17 July 2021

THE TYRANNY OF BATTLE DRILL 6

Richard D. Hooker

Earlier this year, a video of 10th Mountain Division soldiers conducting live-fire room-clearing training—the famous “Battle Drill 6”—went viral. In the video, the soldiers repeatedly “flagged” each other, pointing loaded weapons at fellow soldiers during the drill. Experts also condemned the poor techniques shown during the exercise. The resulting furor led the division’s command sergeant major to comment publicly, promising to “fix this.”

There is a deeper question here. Why are conventional infantry soldiers doing room clearing at all?

This question may shock many. After all, every infantry soldier in the force today, from private to sergeant major, has been brought up in a culture of room clearing. All infantry units train on it. But this wasn’t always the case. Through the early 1980s, infantry soldiers did not “stack up” and rush into rooms full of enemy soldiers, guns blazing. So what happened?

The story begins with the failed raid to rescue Israeli Olympic team members held hostage by Palestinian terrorists in Munich in 1972 and the creation of a new, elite Army unit—1st Special Operational Detachment–Delta (1st SFOD-D)—a few years later. Initially intended partly as a hostage rescue force, the unit needed to be able to storm airliners and hotel rooms to free hostages. This task required precise accuracy and an absolute minimum of collateral damage—after all, discriminating between the hostage and the enemy was the whole point. Hostage rescue required an incredibly high level of training, and it was accepted that the soldiers selected for the elite unit would face great risks to save hostages.

Over time, Army Ranger units occasionally worked with 1st SFOD-D, often as “outer cordon” forces as seen in the movie Black Hawk Down. Room clearing was seen as sexy and cool, and it spread to the Rangers and then to Army Special Forces. These units had higher priority and more training resources than conventional units, but not as high as 1st SFOD-D. Nevertheless, their adoption of room clearing suggests that they felt confident that they could meet the high demands of the drill. Along the way, the link between hostage rescue and room clearing faded, because those units as a rule didn’t do that. Room clearing became a battlefield task. By the late ‘80s, as leaders from the Rangers rotated back into conventional light infantry units, they brought a mania for room clearing with them. Battle Drill 6—“Enter and Clear a Room”—now became enshrined in doctrine. Not to be outdone, even the Marine Corps bought in.

After 9/11, it was all the rage. Iconic footage of four-man stacks kicking in doors became commonplace. One famous image from Iraq saw a blood-soaked Marine first sergeant, pistol in hand, being carried out of a building in Iraq. Commanders were shot running into buildings. And lots of privates.

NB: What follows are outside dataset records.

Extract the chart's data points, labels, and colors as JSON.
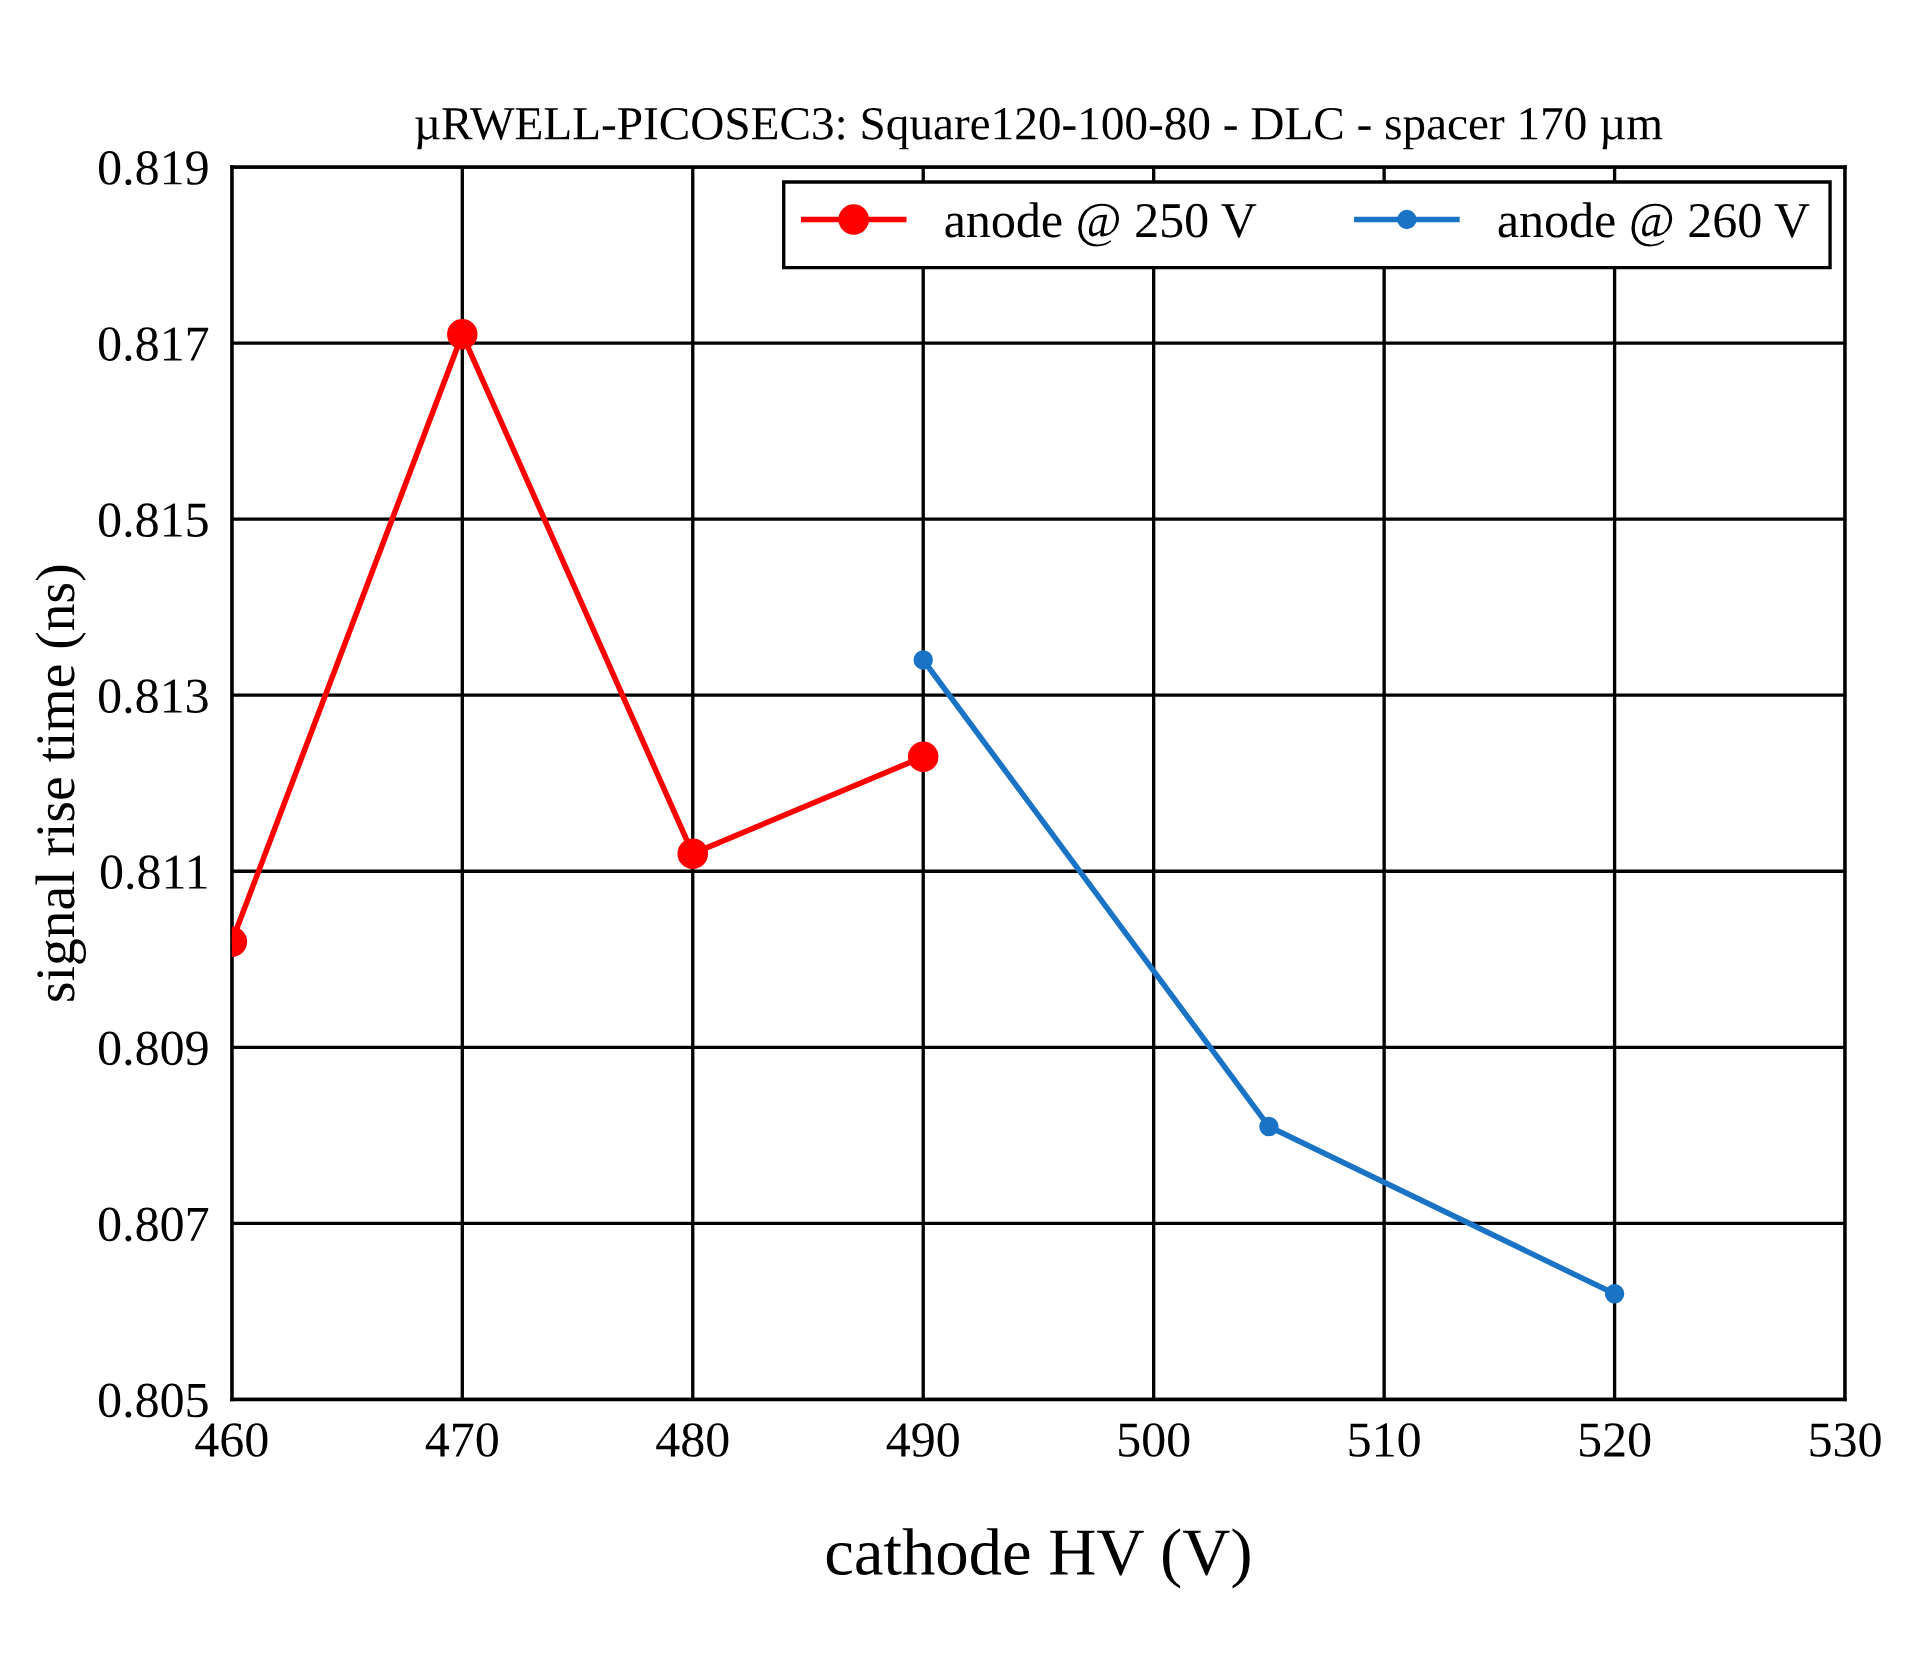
{
  "chart_data": {
    "type": "line",
    "title": "µRWELL-PICOSEC3: Square120-100-80 - DLC - spacer 170 µm",
    "xlabel": "cathode HV (V)",
    "ylabel": "signal rise time (ns)",
    "xlim": [
      460,
      530
    ],
    "xticks": [
      460,
      470,
      480,
      490,
      500,
      510,
      520,
      530
    ],
    "ylim": [
      0.805,
      0.819
    ],
    "yticks": [
      0.805,
      0.807,
      0.809,
      0.811,
      0.813,
      0.815,
      0.817,
      0.819
    ],
    "grid": true,
    "legend": "top right",
    "marker": "circle",
    "line_style": "solid",
    "series": [
      {
        "name": "anode @ 250 V",
        "color": "#ff0000",
        "x": [
          460,
          470,
          480,
          490
        ],
        "values": [
          0.8102,
          0.8171,
          0.8112,
          0.8123
        ]
      },
      {
        "name": "anode @ 260 V",
        "color": "#1a73c4",
        "x": [
          490,
          505,
          520
        ],
        "values": [
          0.8134,
          0.8081,
          0.8062
        ]
      }
    ]
  }
}
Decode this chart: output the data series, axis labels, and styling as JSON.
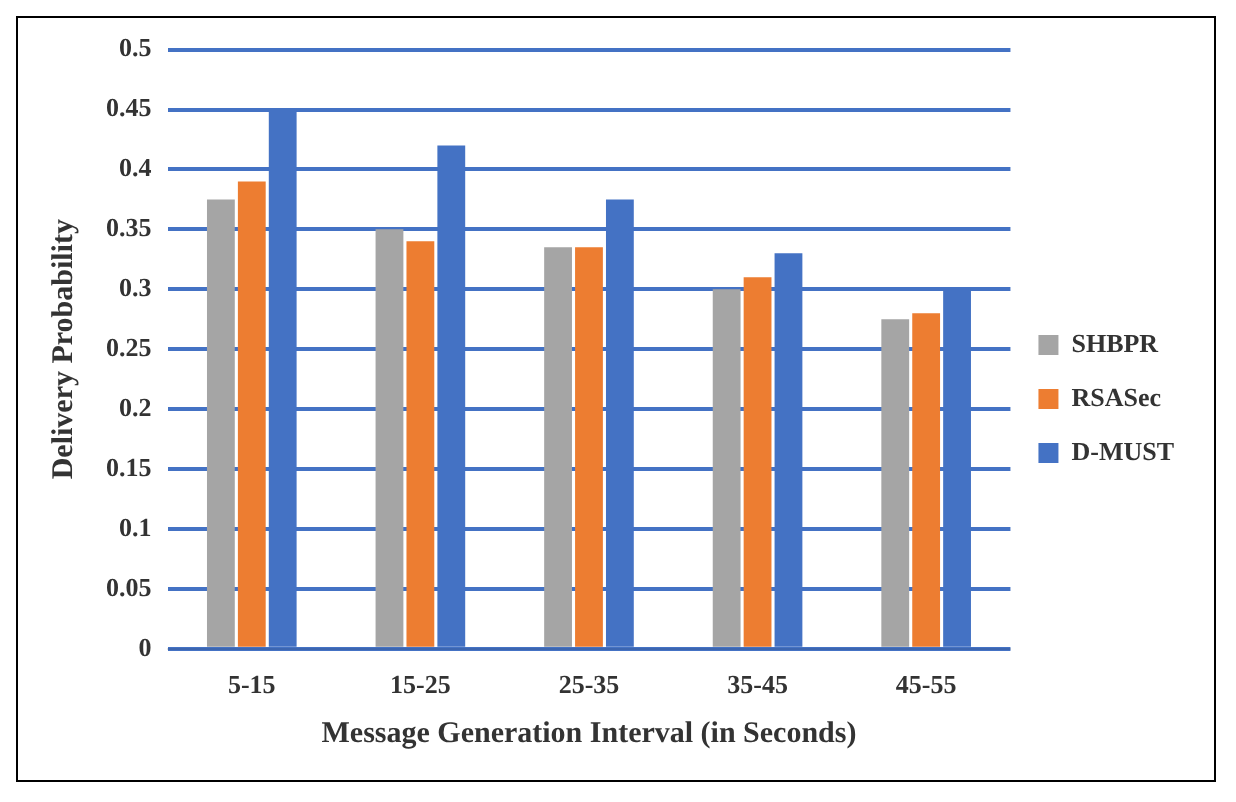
{
  "chart_data": {
    "type": "bar",
    "xlabel": "Message Generation Interval (in Seconds)",
    "ylabel": "Delivery Probability",
    "categories": [
      "5-15",
      "15-25",
      "25-35",
      "35-45",
      "45-55"
    ],
    "series": [
      {
        "name": "SHBPR",
        "color": "#a5a5a5",
        "values": [
          0.375,
          0.35,
          0.335,
          0.3,
          0.275
        ]
      },
      {
        "name": "RSASec",
        "color": "#ed7d31",
        "values": [
          0.39,
          0.34,
          0.335,
          0.31,
          0.28
        ]
      },
      {
        "name": "D-MUST",
        "color": "#4472c4",
        "values": [
          0.45,
          0.42,
          0.375,
          0.33,
          0.3
        ]
      }
    ],
    "ylim": [
      0,
      0.5
    ],
    "yticks": [
      0,
      0.05,
      0.1,
      0.15,
      0.2,
      0.25,
      0.3,
      0.35,
      0.4,
      0.45,
      0.5
    ],
    "grid": "y",
    "legend": "right"
  }
}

There’s no question that urban combat is dangerous and demanding. But that’s not a reason to be tactically inept. The US Army learned lessons from extensive experience with urban combat in World War II, about the importance of fires, high explosives, and soldier protection. Tanks would often accompany infantry to deliver devastating fires before soldiers entered buildings (as seen in the Brad Pitt movie Fury). Infantry squads and platoons would blow “mouseholes” through walls rather than run through doorways, and used hand grenades before entering rooms and buildings. The Russian army resorted to the same tactics after suffering cruel losses in its initial foray into Grozny in Chechnya. In the Second Battle of Fallujah in 2004, US forces lost ninety-five killed and 560 wounded in a matter of days, many while entering buildings. Yet these experiences did little to dampen the enthusiasm for Battle Drill 6. Today, memories of Iraq and Afghanistan are fading. But our love for room clearing continues unabated.

The simple truth is that conventional units will never achieve the level of proficiency required to effectively enter and clear a room or building with a modicum of safety using the four-man stack. They just aren’t given the resources—the bullets, the time—to be that good. As the saying goes, they are the chainsaw, not the scalpel. In the shoot house, no one is firing through walls (unlike in the movies, bullets go through walls—just check out the footage of Waco). No one is boobytrapping stairwells. And no one is shooting back with live rounds. In the real world, the first man through the door into a room occupied by the enemy usually gets shot in the face.

There is of course an argument that we can’t just level every building or compound that may be occupied by the enemy. But there are alternatives. Surrounding a building and executing a tactical callout is one. Exercising tactical patience and catching the enemy in movement or outside the building is another. Persistent observation and engagement by drones or attack helicopters is yet another. When all else fails, the discriminate use of high explosives in a room or building is always preferable to launching a young soldier through a doorway and into fire. It is certainly true that unintended civilian casualties may ensue, and everything possible should be done to avoid them. But that risk is the unfortunate price of any decision to fight in cities where the civilian population is present. Commanders face horrible choices in these scenarios. But maximizing soldier risk instead of minimizing it is always the wrong choice. Let’s leave stacking up to the high-end special operations units, and get back to the chainsaw.